UNITED STATES DISTRICT COURT DISTRICT OF NEVADA
Jan 20, 2015
3:12-cv-00344-RCJ-WGC (D. Nev. Jan. 20, 2015)

Opinion

3:12-cv-00344-RCJ-WGC

01-20-2015

KEVIN PHILLIPS, Plaintiff, v. C.R. BARD, INC. et al., Defendants.


ORDER

This case arises out of an allegedly defective surgically implanted medical device. Pending before the Court are twenty-five motions in limine, a motion to bifurcate trial, and a motion to seal.

I. FACTS AND PROCEDURAL HISTORY

The inferior vena cava ("IVC") is a vein that returns blood to the heart from the lower body. (Compl. ¶ 15, ECF No. 1-1). An IVC filter is a medical device residing in the IVC that catches blood clots or "thrombi" that travel from the lower portions of the body towards the heart and lungs, where they can cause serious injury or death. (Id. ¶¶ 14-16). IVC filters have been on the market since the 1960s. (Id. ¶¶ 13, 18). The first IVC filters were "permanent" filters, i.e., designed to remain in the patient for the patient's life. (Id. ¶ 18). In 2003, manufacturers began producing "optional" or "retrievable" IVC filters that can be removed from a patient once the risk of a blood clot has subsided. (Id.). At issue in the present case is the Recovery Filter System ("RFS"). Defendants C.R. Bard, Inc. and Bard Peripheral Vascular, Inc. (C.R. Bard's subsidiary) "designed, set specifications [for], manufactured, prepared, compounded, assembled, processed, marketed, distributed, and sold the Recovery Filter System and G2 Filter System ("G2FS") to be implanted in patients . . . ." (Id. ¶¶ 3-4).
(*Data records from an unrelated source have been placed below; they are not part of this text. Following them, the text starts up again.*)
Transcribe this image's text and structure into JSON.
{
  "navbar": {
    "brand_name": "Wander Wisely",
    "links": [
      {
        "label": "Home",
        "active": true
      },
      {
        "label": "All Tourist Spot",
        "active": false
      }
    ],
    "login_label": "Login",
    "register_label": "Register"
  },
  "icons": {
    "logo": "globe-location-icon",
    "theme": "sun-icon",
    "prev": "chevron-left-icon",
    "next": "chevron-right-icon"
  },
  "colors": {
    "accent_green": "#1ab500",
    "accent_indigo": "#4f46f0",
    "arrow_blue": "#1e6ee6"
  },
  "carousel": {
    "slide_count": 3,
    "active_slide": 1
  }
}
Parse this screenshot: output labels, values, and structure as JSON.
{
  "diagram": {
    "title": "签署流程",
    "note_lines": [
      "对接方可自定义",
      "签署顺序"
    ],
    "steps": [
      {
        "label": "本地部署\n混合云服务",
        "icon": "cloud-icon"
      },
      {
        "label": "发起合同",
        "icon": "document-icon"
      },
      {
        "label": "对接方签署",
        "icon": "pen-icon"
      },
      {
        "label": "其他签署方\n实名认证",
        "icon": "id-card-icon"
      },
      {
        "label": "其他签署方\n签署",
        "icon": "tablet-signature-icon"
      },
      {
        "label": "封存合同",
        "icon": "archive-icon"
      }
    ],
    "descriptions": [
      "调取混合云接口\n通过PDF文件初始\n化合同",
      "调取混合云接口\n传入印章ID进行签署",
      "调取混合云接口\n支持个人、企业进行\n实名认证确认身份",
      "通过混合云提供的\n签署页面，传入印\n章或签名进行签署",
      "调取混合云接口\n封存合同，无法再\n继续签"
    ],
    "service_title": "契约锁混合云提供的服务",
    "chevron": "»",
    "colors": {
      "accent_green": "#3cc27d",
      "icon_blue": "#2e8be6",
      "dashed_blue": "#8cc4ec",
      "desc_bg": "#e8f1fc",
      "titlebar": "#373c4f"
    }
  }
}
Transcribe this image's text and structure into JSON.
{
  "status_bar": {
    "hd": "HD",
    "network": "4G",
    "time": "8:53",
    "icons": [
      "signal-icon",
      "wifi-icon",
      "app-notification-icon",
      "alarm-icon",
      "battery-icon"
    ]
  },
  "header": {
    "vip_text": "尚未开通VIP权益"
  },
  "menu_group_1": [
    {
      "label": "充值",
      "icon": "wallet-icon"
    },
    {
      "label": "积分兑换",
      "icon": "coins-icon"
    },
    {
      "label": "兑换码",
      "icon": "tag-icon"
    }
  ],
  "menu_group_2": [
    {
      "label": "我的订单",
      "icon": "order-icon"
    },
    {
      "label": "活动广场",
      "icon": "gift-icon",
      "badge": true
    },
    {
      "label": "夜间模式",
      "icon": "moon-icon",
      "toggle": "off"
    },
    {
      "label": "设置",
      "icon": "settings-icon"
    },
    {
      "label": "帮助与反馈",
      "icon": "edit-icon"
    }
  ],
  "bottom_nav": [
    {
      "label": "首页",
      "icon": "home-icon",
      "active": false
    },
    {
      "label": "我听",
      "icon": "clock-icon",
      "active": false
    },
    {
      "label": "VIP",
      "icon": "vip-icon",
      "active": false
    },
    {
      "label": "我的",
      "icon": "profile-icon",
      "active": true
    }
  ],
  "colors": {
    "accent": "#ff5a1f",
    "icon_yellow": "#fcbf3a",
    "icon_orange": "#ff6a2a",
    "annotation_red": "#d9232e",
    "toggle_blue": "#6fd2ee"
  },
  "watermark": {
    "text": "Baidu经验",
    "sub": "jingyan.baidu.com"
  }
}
Although Plaintiff makes general allegations concerning the G2FS, as well as the RFS, he alleges only having had a defective RFS implanted in him. (See id. ¶¶ 49-51).

Due to manufacturing and design defects, the RFS has a high fracture and migration rate as compared to other IVC filters, and these defects can cause serious injury or death. (See id. ¶¶ 25-30). Defendants failed to conduct clinical testing such as animal studies on the RFS, and even after they became aware of large numbers of adverse event reports ("AER") from health care providers reporting serious injury or death due to the migration of the entire device or fractured pieces of the device, they failed to recall the RFS or even warn those who had been implanted with one, although they withdrew the RFS from the market. (See id. ¶¶ 31-35, 43-48). Plaintiff makes similar allegations concerning the G2FS, but again, he does not allege having been implanted with a G2FS. (See id. ¶¶ 36-42).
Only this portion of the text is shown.